Dabei hat das Gremium die erste Entscheidung bereits im Juni getroffen. Ansatz war damals, dass bis zu 27 Städte und Gemeinden einen "Zweckverband Kommunale Verkehrsüberwachung Oberpfalz" gründen wollten. Seitens der Regierung wurden gegen den ersten Satzungsentwurf kaum Einwände vorgebracht. Allerdings schrumpfte die Zahl der Beteiligten auf nur mehr elf Städte und Gemeinden, die größte ist Amberg. Tirschenreuth wäre das einzige Mitglied aus dem Bereich des Landkreises.

Ein Paragraf, der im Stadtrat für Diskussionen sorgte, war die Verpflichtung, im Falle eines Scheiterns des Zweckverbandes, das Personal zu übernehmen. Bürgermeister Franz Stahl nannte als Eckdaten weiter die finanzielle Grundausstattung des Zweckverbandes. So müssten die Mitglieder eine Summe von jeweils 4,20 Euro je Einwohner beisteuern. Peter Gold (CSU) stellte heraus, dass mit der Überwachung keine zusätzliche Einnahmen generiert werden sollen. "Es wird wohl eine schwarze Null herauskommen". Allerdings stand für Gold die Sicherheitsfrage im Vordergrund.

Pädagogischer Effekt

Immer wieder seien auch Bitten aus der Bevölkerung für Geschwindigkeitskontrollen an gefährlichen Stellen vorgebracht worden. Und die Polizei könne mangels Personal nicht alle Wünsche erfüllen, wusste CSU-Fraktionssprecher Gold. Letztendlich sollte die Überwachung auch einen pädagogischen Effekt haben und ein besseres Verkehrsverhalten erreichen.

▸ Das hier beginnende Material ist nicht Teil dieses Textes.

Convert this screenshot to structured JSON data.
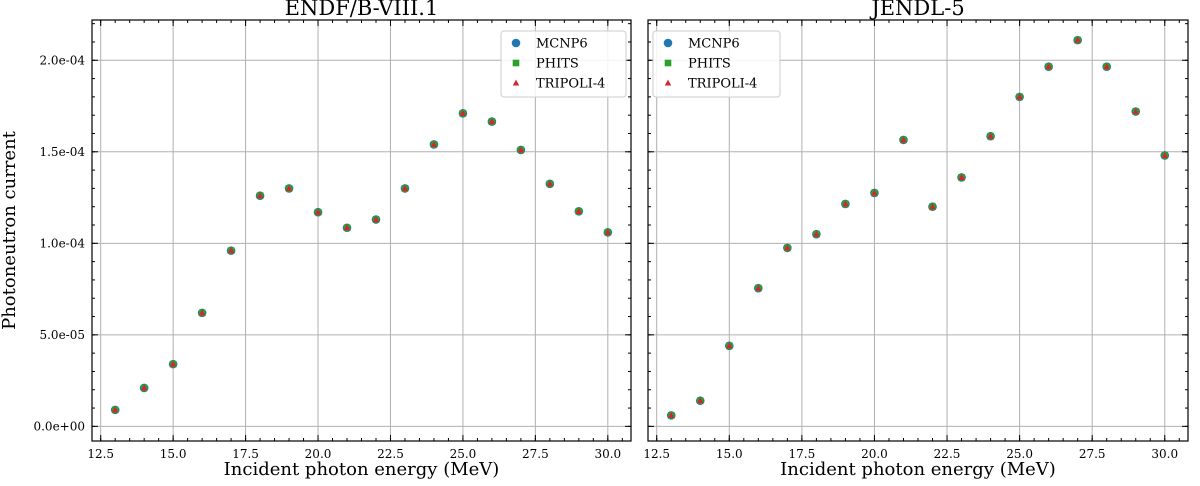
{
  "chart_data": [
    {
      "type": "scatter",
      "title": "ENDF/B-VIII.1",
      "xlabel": "Incident photon energy (MeV)",
      "ylabel": "Photoneutron current",
      "xlim": [
        12.2,
        30.8
      ],
      "ylim": [
        -8e-06,
        0.000222
      ],
      "xticks": [
        12.5,
        15.0,
        17.5,
        20.0,
        22.5,
        25.0,
        27.5,
        30.0
      ],
      "xtick_labels": [
        "12.5",
        "15.0",
        "17.5",
        "20.0",
        "22.5",
        "25.0",
        "27.5",
        "30.0"
      ],
      "yticks": [
        0,
        5e-05,
        0.0001,
        0.00015,
        0.0002
      ],
      "ytick_labels": [
        "0.0e+00",
        "5.0e-05",
        "1.0e-04",
        "1.5e-04",
        "2.0e-04"
      ],
      "grid": true,
      "legend": "top-right",
      "x": [
        13,
        14,
        15,
        16,
        17,
        18,
        19,
        20,
        21,
        22,
        23,
        24,
        25,
        26,
        27,
        28,
        29,
        30
      ],
      "series": [
        {
          "name": "MCNP6",
          "color": "#1f77b4",
          "marker": "circle",
          "values": [
            9e-06,
            2.1e-05,
            3.4e-05,
            6.2e-05,
            9.6e-05,
            0.000126,
            0.00013,
            0.000117,
            0.0001085,
            0.000113,
            0.00013,
            0.000154,
            0.000171,
            0.0001665,
            0.000151,
            0.0001325,
            0.0001175,
            0.000106
          ]
        },
        {
          "name": "PHITS",
          "color": "#2ca02c",
          "marker": "square",
          "values": [
            9e-06,
            2.1e-05,
            3.4e-05,
            6.2e-05,
            9.6e-05,
            0.000126,
            0.00013,
            0.000117,
            0.0001085,
            0.000113,
            0.00013,
            0.000154,
            0.000171,
            0.0001665,
            0.000151,
            0.0001325,
            0.0001175,
            0.000106
          ]
        },
        {
          "name": "TRIPOLI-4",
          "color": "#d62728",
          "marker": "triangle",
          "values": [
            9e-06,
            2.1e-05,
            3.4e-05,
            6.2e-05,
            9.6e-05,
            0.000126,
            0.00013,
            0.000117,
            0.0001085,
            0.000113,
            0.00013,
            0.000154,
            0.000171,
            0.0001665,
            0.000151,
            0.0001325,
            0.0001175,
            0.000106
          ]
        }
      ]
    },
    {
      "type": "scatter",
      "title": "JENDL-5",
      "xlabel": "Incident photon energy (MeV)",
      "ylabel": "",
      "xlim": [
        12.2,
        30.8
      ],
      "ylim": [
        -8e-06,
        0.000222
      ],
      "xticks": [
        12.5,
        15.0,
        17.5,
        20.0,
        22.5,
        25.0,
        27.5,
        30.0
      ],
      "xtick_labels": [
        "12.5",
        "15.0",
        "17.5",
        "20.0",
        "22.5",
        "25.0",
        "27.5",
        "30.0"
      ],
      "yticks": [
        0,
        5e-05,
        0.0001,
        0.00015,
        0.0002
      ],
      "ytick_labels": [],
      "grid": true,
      "legend": "top-left",
      "x": [
        13,
        14,
        15,
        16,
        17,
        18,
        19,
        20,
        21,
        22,
        23,
        24,
        25,
        26,
        27,
        28,
        29,
        30
      ],
      "series": [
        {
          "name": "MCNP6",
          "color": "#1f77b4",
          "marker": "circle",
          "values": [
            6e-06,
            1.4e-05,
            4.4e-05,
            7.55e-05,
            9.75e-05,
            0.000105,
            0.0001215,
            0.0001275,
            0.0001565,
            0.00012,
            0.000136,
            0.0001585,
            0.00018,
            0.0001965,
            0.000211,
            0.0001965,
            0.000172,
            0.000148
          ]
        },
        {
          "name": "PHITS",
          "color": "#2ca02c",
          "marker": "square",
          "values": [
            6e-06,
            1.4e-05,
            4.4e-05,
            7.55e-05,
            9.75e-05,
            0.000105,
            0.0001215,
            0.0001275,
            0.0001565,
            0.00012,
            0.000136,
            0.0001585,
            0.00018,
            0.0001965,
            0.000211,
            0.0001965,
            0.000172,
            0.000148
          ]
        },
        {
          "name": "TRIPOLI-4",
          "color": "#d62728",
          "marker": "triangle",
          "values": [
            6e-06,
            1.4e-05,
            4.4e-05,
            7.55e-05,
            9.75e-05,
            0.000105,
            0.0001215,
            0.0001275,
            0.0001565,
            0.00012,
            0.000136,
            0.0001585,
            0.00018,
            0.0001965,
            0.000211,
            0.0001965,
            0.000172,
            0.000148
          ]
        }
      ]
    }
  ]
}
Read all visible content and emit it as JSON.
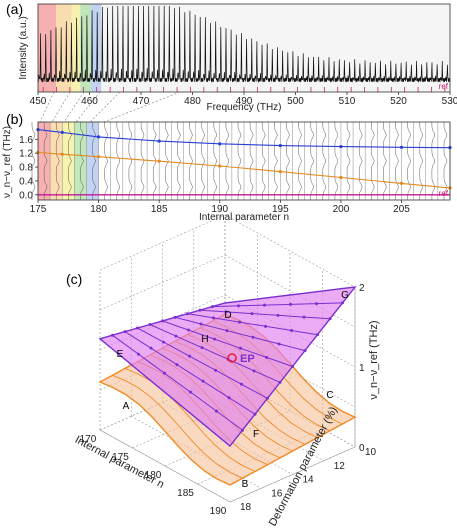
{
  "chart_data": [
    {
      "panel": "(a)",
      "type": "line",
      "xlabel": "Frequency (THz)",
      "ylabel": "Intensity (a.u.)",
      "xlim": [
        450,
        530
      ],
      "xticks": [
        "450",
        "460",
        "470",
        "480",
        "490",
        "500",
        "510",
        "520",
        "530"
      ],
      "ref_label": "ref",
      "highlight_bands": [
        {
          "x": [
            450,
            453.5
          ],
          "color": "#f4a5a5"
        },
        {
          "x": [
            453.5,
            456.5
          ],
          "color": "#f9d7a3"
        },
        {
          "x": [
            456.5,
            458.2
          ],
          "color": "#f5f1a3"
        },
        {
          "x": [
            458.2,
            460.3
          ],
          "color": "#b8e3b0"
        },
        {
          "x": [
            460.3,
            462.3
          ],
          "color": "#b7cdf0"
        }
      ],
      "peak_count": 80
    },
    {
      "panel": "(b)",
      "type": "line",
      "xlabel": "Internal parameter n",
      "ylabel": "ν_n−ν_ref (THz)",
      "xlim": [
        175,
        209
      ],
      "ylim": [
        -0.15,
        2.1
      ],
      "xticks": [
        "175",
        "180",
        "185",
        "190",
        "195",
        "200",
        "205"
      ],
      "yticks": [
        "0.0",
        "0.4",
        "0.8",
        "1.2",
        "1.6"
      ],
      "ref_label": "ref",
      "series": [
        {
          "color": "#2b3ed6",
          "x": [
            175,
            177,
            180,
            185,
            190,
            195,
            200,
            205,
            209
          ],
          "y": [
            1.88,
            1.8,
            1.67,
            1.55,
            1.47,
            1.42,
            1.39,
            1.37,
            1.36
          ]
        },
        {
          "color": "#e28a1d",
          "x": [
            175,
            177,
            180,
            185,
            190,
            195,
            200,
            205,
            209
          ],
          "y": [
            1.22,
            1.17,
            1.1,
            0.97,
            0.83,
            0.67,
            0.5,
            0.33,
            0.2
          ]
        },
        {
          "color": "#c2189a",
          "x": [
            175,
            209
          ],
          "y": [
            0.0,
            0.0
          ]
        }
      ]
    },
    {
      "panel": "(c)",
      "type": "surface3d",
      "xlabel": "Internal parameter n",
      "ylabel": "Deformation parameter (%)",
      "zlabel": "ν_n−ν_ref (THz)",
      "xticks": [
        "170",
        "175",
        "180",
        "185",
        "190"
      ],
      "yticks": [
        "10",
        "12",
        "14",
        "16",
        "18"
      ],
      "zticks": [
        "0",
        "1",
        "2"
      ],
      "point_labels": [
        "A",
        "B",
        "C",
        "D",
        "E",
        "F",
        "G",
        "H"
      ],
      "ep_label": "EP",
      "colors": {
        "upper": "#7b2fd1",
        "lower": "#f08a24",
        "upper_fill": "#e07ff0",
        "lower_fill": "#f7c59f",
        "ep": "#e8203c"
      }
    }
  ]
}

Manfred Zandt (Freie Wähler) sah in der Satzung wesentliche Veränderungen, die auch das Kostenrisiko heben würden. Keinesfalls wollte er sich gegen mehr Verkehrssicherheit stellen, verwehrte sich Zandt gegen einen falschen Eindruck. Florian Busl (SPD) stellte sich zum Vorhaben grundsätzlich positiv. "Wir brauchen das schon lange", verwies der SPD-Mann auch auf die Hinweise aus der Bevölkerung. Paulus Mehler (CSU) störte sich an der Kostenfrage und machte klar: Ich kann diese Belastung nicht mittragen!

Gegen Raser vorgehen

Anders Harald Siegert (CSU). Der ärgerte sich, dass schon vor dem Start, nur der negativste Fall angenommen werde. Siegert wollte positiv an die Sache herangehen. Außerdem würden sich viele Bürger immer wieder über die Raser beklagen. "Jetzt haben wird die Möglichkeit. Und ich will mir später nicht vorwerfen lassen, dass wir nichts getan haben", beschrieb Siegert seine Position. Jugendbeauftragter Huberth Rosner brachte seine Sicht als Familienvater ein und wollte endlich etwas gegen die Raser unternehmen.

Zehn gegen neun

Bei der Abstimmung fanden sich quer durch den Stadtrat Zustimmung und Ablehnung. Am Ende waren zehn Mitglieder für die Satzung und neun dagegen. Im November soll die Gründung des Zweckverbandes folgen - und vielleicht schon Anfang nächsten Jahres der erste Einsatz.